CLAB 486 Learning Goals
Biochemistry Laboratory II
Nucleotides, hyperchromic effect, and DNA melting
• To investigate the UV spectroscopy of nucleotide bases in RNA and DNA
• To investigate the hyperchromic effect of dsDNA
• To investigate the effect of heat on dsDNA
• To investigate the effect of DNase on DNA structure
Plasmid DNA Isolation
• To investigate the effects of SDS on cell membrane rupture and cell lysis
• To purify plasmid DNA from lysed cells using silica column
• To determine the concentration of plasmid DNA using UV spectroscopy
Restriction Analysis and Gel Electrophoresis of Plasmid DNA
• To use three endonucleases to cleave plasmid DNA and control DNA
• To separate digests relative to native plasmid DNA by gel electrophoresis, including pouring agarose
gels.
• To analyze the size of DNA and DNA fragments
• To predict the size of DNA fragments and the agreement between theory and practice.
Polymerase Chain Reaction (PCR) and Amplification of p-Glo Gene
• To use Thermus acquatitus DNA polymerase to amplify the pGlo gene.
• To purify amplified DNA
• To analyze amplified DNA by agarose gel electrophoresis and endonuclease mapping.
pGlo Expression
• To transform a pGlo plasmid into E. coli
• To investigate the effects of arabinose and ampicilin on growth of pGlo-transformed and control E. coli
• To investigate the effects of arabinose and ampicilin on and expression of GFP in transformed cells.

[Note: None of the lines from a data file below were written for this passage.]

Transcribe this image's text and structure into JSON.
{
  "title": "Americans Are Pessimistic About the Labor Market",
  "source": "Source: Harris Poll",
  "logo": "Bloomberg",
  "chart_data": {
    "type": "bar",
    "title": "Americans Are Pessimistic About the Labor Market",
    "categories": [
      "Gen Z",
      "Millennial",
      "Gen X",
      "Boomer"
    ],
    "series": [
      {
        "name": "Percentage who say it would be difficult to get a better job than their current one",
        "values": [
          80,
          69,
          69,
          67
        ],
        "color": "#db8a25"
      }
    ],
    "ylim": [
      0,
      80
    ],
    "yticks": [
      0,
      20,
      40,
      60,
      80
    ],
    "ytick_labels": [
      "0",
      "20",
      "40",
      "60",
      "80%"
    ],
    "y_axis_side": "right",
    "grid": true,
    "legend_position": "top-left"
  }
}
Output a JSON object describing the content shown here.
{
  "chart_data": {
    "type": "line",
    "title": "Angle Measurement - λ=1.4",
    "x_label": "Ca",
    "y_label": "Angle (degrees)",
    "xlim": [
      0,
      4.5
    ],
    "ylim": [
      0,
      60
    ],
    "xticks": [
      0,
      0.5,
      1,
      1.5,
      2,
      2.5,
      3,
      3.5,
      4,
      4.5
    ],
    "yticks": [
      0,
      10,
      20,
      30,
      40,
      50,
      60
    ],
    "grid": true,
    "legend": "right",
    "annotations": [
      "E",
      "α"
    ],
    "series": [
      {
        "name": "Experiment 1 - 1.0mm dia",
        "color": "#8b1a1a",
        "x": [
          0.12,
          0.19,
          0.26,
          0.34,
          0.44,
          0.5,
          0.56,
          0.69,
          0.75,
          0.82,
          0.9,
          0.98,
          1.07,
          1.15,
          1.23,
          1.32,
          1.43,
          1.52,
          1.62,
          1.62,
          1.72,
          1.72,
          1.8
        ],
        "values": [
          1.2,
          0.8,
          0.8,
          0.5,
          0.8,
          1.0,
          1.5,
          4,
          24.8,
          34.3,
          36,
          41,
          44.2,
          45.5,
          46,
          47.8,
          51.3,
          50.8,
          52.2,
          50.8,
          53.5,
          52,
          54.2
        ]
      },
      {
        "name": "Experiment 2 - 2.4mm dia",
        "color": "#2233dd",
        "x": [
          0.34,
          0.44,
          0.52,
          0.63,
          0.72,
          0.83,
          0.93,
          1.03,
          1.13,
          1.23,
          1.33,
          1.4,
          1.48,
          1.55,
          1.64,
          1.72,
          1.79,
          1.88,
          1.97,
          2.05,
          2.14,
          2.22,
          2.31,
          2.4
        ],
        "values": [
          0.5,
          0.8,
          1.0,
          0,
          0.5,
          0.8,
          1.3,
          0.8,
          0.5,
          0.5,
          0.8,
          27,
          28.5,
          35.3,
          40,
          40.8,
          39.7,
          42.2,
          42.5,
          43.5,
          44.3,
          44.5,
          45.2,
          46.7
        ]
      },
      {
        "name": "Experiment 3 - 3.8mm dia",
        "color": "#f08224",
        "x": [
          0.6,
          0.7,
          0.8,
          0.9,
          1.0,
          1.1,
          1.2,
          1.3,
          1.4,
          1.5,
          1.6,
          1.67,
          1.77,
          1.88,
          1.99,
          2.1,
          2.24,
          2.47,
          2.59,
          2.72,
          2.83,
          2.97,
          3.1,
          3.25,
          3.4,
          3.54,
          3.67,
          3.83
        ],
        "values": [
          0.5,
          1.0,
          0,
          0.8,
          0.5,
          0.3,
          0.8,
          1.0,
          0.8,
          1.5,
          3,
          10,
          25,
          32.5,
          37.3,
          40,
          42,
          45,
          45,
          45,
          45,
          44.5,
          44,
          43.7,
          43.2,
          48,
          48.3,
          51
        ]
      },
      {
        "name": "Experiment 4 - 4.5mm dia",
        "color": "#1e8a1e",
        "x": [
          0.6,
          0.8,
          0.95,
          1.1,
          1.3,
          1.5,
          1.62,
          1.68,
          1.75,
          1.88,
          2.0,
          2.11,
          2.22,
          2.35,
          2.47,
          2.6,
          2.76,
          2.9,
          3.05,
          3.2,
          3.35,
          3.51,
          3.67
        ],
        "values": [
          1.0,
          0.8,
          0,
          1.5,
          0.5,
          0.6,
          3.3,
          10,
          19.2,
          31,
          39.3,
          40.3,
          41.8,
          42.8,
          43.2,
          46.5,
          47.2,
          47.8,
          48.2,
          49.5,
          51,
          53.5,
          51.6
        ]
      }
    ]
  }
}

Green Fluorescent Protein (GFP) purification and polyacrylamide gel electrophoresis
• To prepare overnight culture of E. coli transformed with pGlo
• To lyse E. coli enriched in GFP-enriched cells.
• To purify GFP by hydrophobic interaction chromatography
Polyacrylamide Gel Electrophoresis and Western Blot Analysis of Green Fluorescent Protein
• To determine the relative molecular mass of GRP using SDS PAGE
• To identify the presence of GFP using western blot analysis of SDS PAGE gels
Glycolysis –Design, Preparation, and Analysis (3 labs)
• To design experiments to prove the final three steps of the glycolytic pathway.
• To prepared reagents for these designed experiments
• To prove experimentally the last three steps of glycolysis
Allosteric control of isocitrate dehydrogenase I
• To design an assay for isocitrate dehydrgenase from yeast.
• To generate dose-response curves for IDH in the absence and presence of allosteric activators and
inhibitors
• To analyze the effects of allosteric activators and inhibitors on IDH Km and Vmax kinetic constants.